Despite the daunting challenge he faced, Greg was his usual congenial self during the train ride to Versailles, chatting casually with journalists the whole way. Meanwhile, Fignon, also true to form, cursed and spat at a Spanish camera crew that tried to approach him. Perhaps both men felt, in their heart of hearts, that what seemed impossible was not.
A 24.5-km cycling time trial is an exercise in pacing. So are all races that last longer than 30 seconds. In races that last less than 30 seconds, competitors go all-out, pedaling, striding, or stroking at absolute maximum intensity from start to finish. They hold nothing back and utilize their full physical capacity. In races that last longer than 30 seconds, competitors do hold back. They pedal, stride, or stroke at less than maximum intensity at all points of the race except perhaps the very end. Instead of going all-out, they maintain the highest intensity they feel capable of sustaining through the full race distance.
Why 30 seconds?

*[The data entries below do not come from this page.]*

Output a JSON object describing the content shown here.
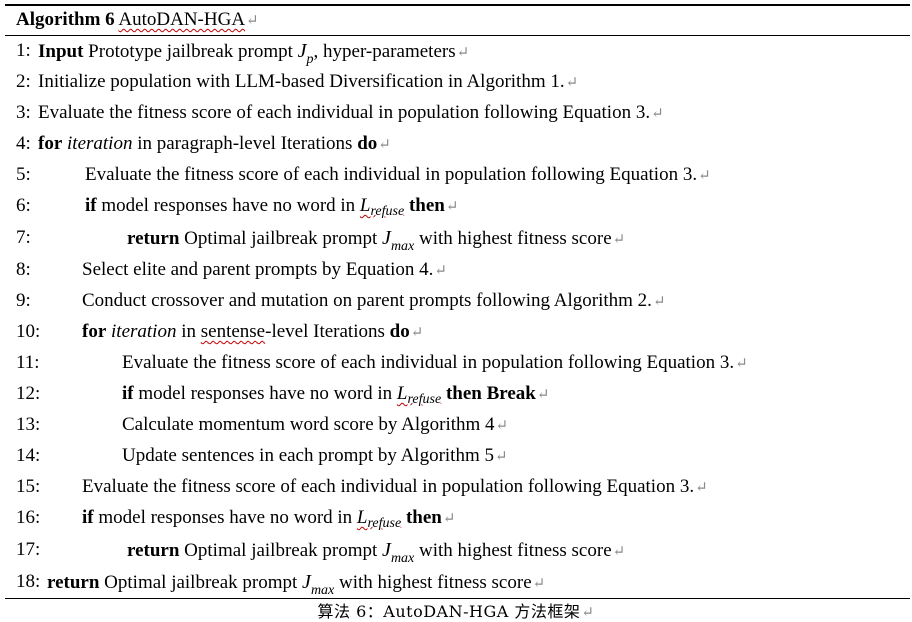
{
  "algorithm": {
    "label": "Algorithm 6",
    "name": "AutoDAN-HGA",
    "para_mark": "↵"
  },
  "lines": [
    {
      "num": "1:",
      "parts": [
        {
          "t": "Input",
          "s": "b"
        },
        {
          "t": " Prototype jailbreak prompt  "
        },
        {
          "t": "J",
          "s": "sym"
        },
        {
          "t": "p",
          "s": "sub"
        },
        {
          "t": ", hyper-parameters"
        }
      ]
    },
    {
      "num": "2:",
      "parts": [
        {
          "t": "Initialize population with LLM-based Diversification in Algorithm 1."
        }
      ]
    },
    {
      "num": "3:",
      "parts": [
        {
          "t": "Evaluate the fitness score of each individual in population following Equation 3."
        }
      ]
    },
    {
      "num": "4:",
      "parts": [
        {
          "t": "for",
          "s": "b"
        },
        {
          "t": " "
        },
        {
          "t": "iteration",
          "s": "it"
        },
        {
          "t": " in paragraph-level Iterations "
        },
        {
          "t": "do",
          "s": "b"
        }
      ]
    },
    {
      "num": "5:",
      "parts": [
        {
          "t": "Evaluate the fitness score of each individual in population following Equation 3."
        }
      ]
    },
    {
      "num": "6:",
      "parts": [
        {
          "t": "if",
          "s": "b"
        },
        {
          "t": " model responses have no word in "
        },
        {
          "t": "L",
          "s": "lref"
        },
        {
          "t": "refuse",
          "s": "lrefsub"
        },
        {
          "t": " "
        },
        {
          "t": "then",
          "s": "b"
        }
      ]
    },
    {
      "num": "7:",
      "parts": [
        {
          "t": "return",
          "s": "b"
        },
        {
          "t": " Optimal jailbreak prompt  "
        },
        {
          "t": "J",
          "s": "sym"
        },
        {
          "t": "max",
          "s": "sub"
        },
        {
          "t": "  with highest fitness score"
        }
      ]
    },
    {
      "num": "8:",
      "parts": [
        {
          "t": "Select elite and parent prompts by Equation 4."
        }
      ]
    },
    {
      "num": "9:",
      "parts": [
        {
          "t": "Conduct crossover and mutation on parent prompts following Algorithm 2."
        }
      ]
    },
    {
      "num": "10:",
      "parts": [
        {
          "t": "for",
          "s": "b"
        },
        {
          "t": " "
        },
        {
          "t": "iteration",
          "s": "it"
        },
        {
          "t": " in "
        },
        {
          "t": "sentense",
          "s": "squig"
        },
        {
          "t": "-level Iterations "
        },
        {
          "t": "do",
          "s": "b"
        }
      ]
    },
    {
      "num": "11:",
      "parts": [
        {
          "t": "Evaluate the fitness score of each individual in population following Equation 3."
        }
      ]
    },
    {
      "num": "12:",
      "parts": [
        {
          "t": "if",
          "s": "b"
        },
        {
          "t": " model responses have no word in "
        },
        {
          "t": "L",
          "s": "lref"
        },
        {
          "t": "refuse",
          "s": "lrefsub"
        },
        {
          "t": " "
        },
        {
          "t": "then Break",
          "s": "b"
        }
      ]
    },
    {
      "num": "13:",
      "parts": [
        {
          "t": "Calculate momentum word score by Algorithm 4"
        }
      ]
    },
    {
      "num": "14:",
      "parts": [
        {
          "t": "Update sentences in each prompt by Algorithm 5"
        }
      ]
    },
    {
      "num": "15:",
      "parts": [
        {
          "t": "Evaluate the fitness score of each individual in population following Equation 3."
        }
      ]
    },
    {
      "num": "16:",
      "parts": [
        {
          "t": "if",
          "s": "b"
        },
        {
          "t": " model responses have no word in "
        },
        {
          "t": "L",
          "s": "lref"
        },
        {
          "t": "refuse",
          "s": "lrefsub"
        },
        {
          "t": " "
        },
        {
          "t": "then",
          "s": "b"
        }
      ]
    },
    {
      "num": "17:",
      "parts": [
        {
          "t": "return",
          "s": "b"
        },
        {
          "t": " Optimal jailbreak prompt  "
        },
        {
          "t": "J",
          "s": "sym"
        },
        {
          "t": "max",
          "s": "sub"
        },
        {
          "t": "  with highest fitness score"
        }
      ]
    },
    {
      "num": "18:",
      "parts": [
        {
          "t": "return",
          "s": "b"
        },
        {
          "t": " Optimal jailbreak prompt  "
        },
        {
          "t": "J",
          "s": "sym"
        },
        {
          "t": "max",
          "s": "sub"
        },
        {
          "t": "  with highest fitness score"
        }
      ]
    }
  ],
  "caption": "算法 6：AutoDAN-HGA 方法框架"
}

Because humans cannot sustain maximumintensity exercise longer than about 30 seconds without exceeding the highest level of perceived effort they can tolerate. Athletes are conscious of their effort in shorter races, of course, but because they know their suffering will end quickly they do not use this perception to control their pace, which is constrained only by their physical capacity. But when an athlete starts a race that he knows will last longer than 30 seconds, he holds back just enough that his perceived effort limit is not reached until he is at the finish line. That is the art of pacing.

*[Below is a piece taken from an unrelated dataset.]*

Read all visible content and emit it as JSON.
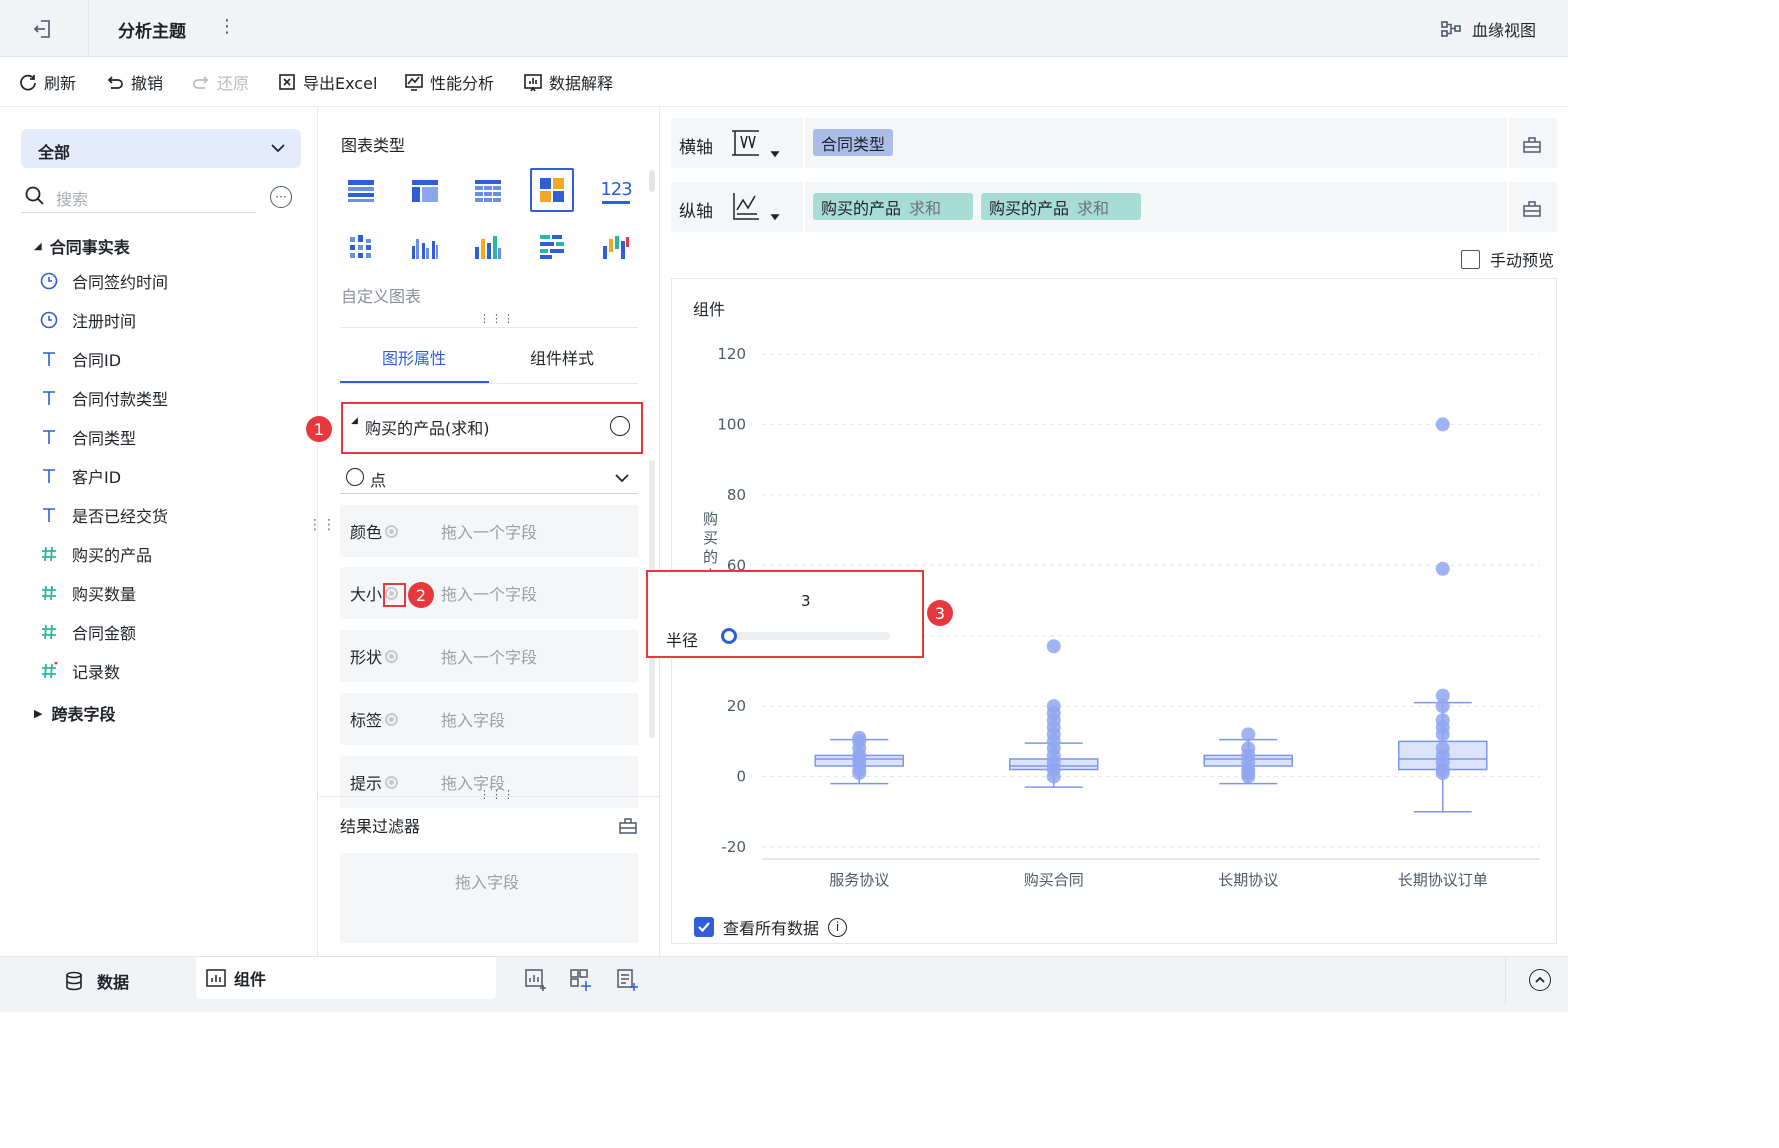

What happens when an athlete tries to sustain a maximum intensity of exercise longer than 30 seconds? Anna Wittekind of the University of Essex answered this question in a 2009 study published in the British Journal of Sports Medicine. Nine subjects were asked to ride stationary bikes outfitted with power meters as hard as they could for 5 seconds, 15 seconds, 30 seconds, and 45 seconds on separate occasions. When she reviewed the results, Wittekind found that the subjects had generated slightly less power during the first 15 seconds of the 45-second test than they had in the 15-second test. In other words, they had not pedaled as hard as they could at the start of the longest test ride, even though they had been instructed to do so. Instead, they had unconsciously paced themselves.
Wittekind speculated that, on the basis of past experience, the subjects recognized that they could not sustain a true maximal effort for 45 seconds without exceeding their maximum tolerance for perceived effort, so they held back just a little without even realizing it. These results suggest that the limit of maximum perceived effort tolerance is so impenetrable that athletes are not psychologically capable of even trying to sustain a maximum exercise intensity longer than approximately 30 seconds.
The fact that pacing is required to maximize performance in all races lasting longer than half a minute has some interesting implications. A sprinter finishes every race knowing he went as fast as he could (technical errors notwithstanding). Longer races are different. Because it is necessary to hold back to some degree at almost every point in these races, it is impossible for the athlete to know upon finishing whether he might have gone faster—if only by a second or two—if he'd held back just a bit less somewhere along the way.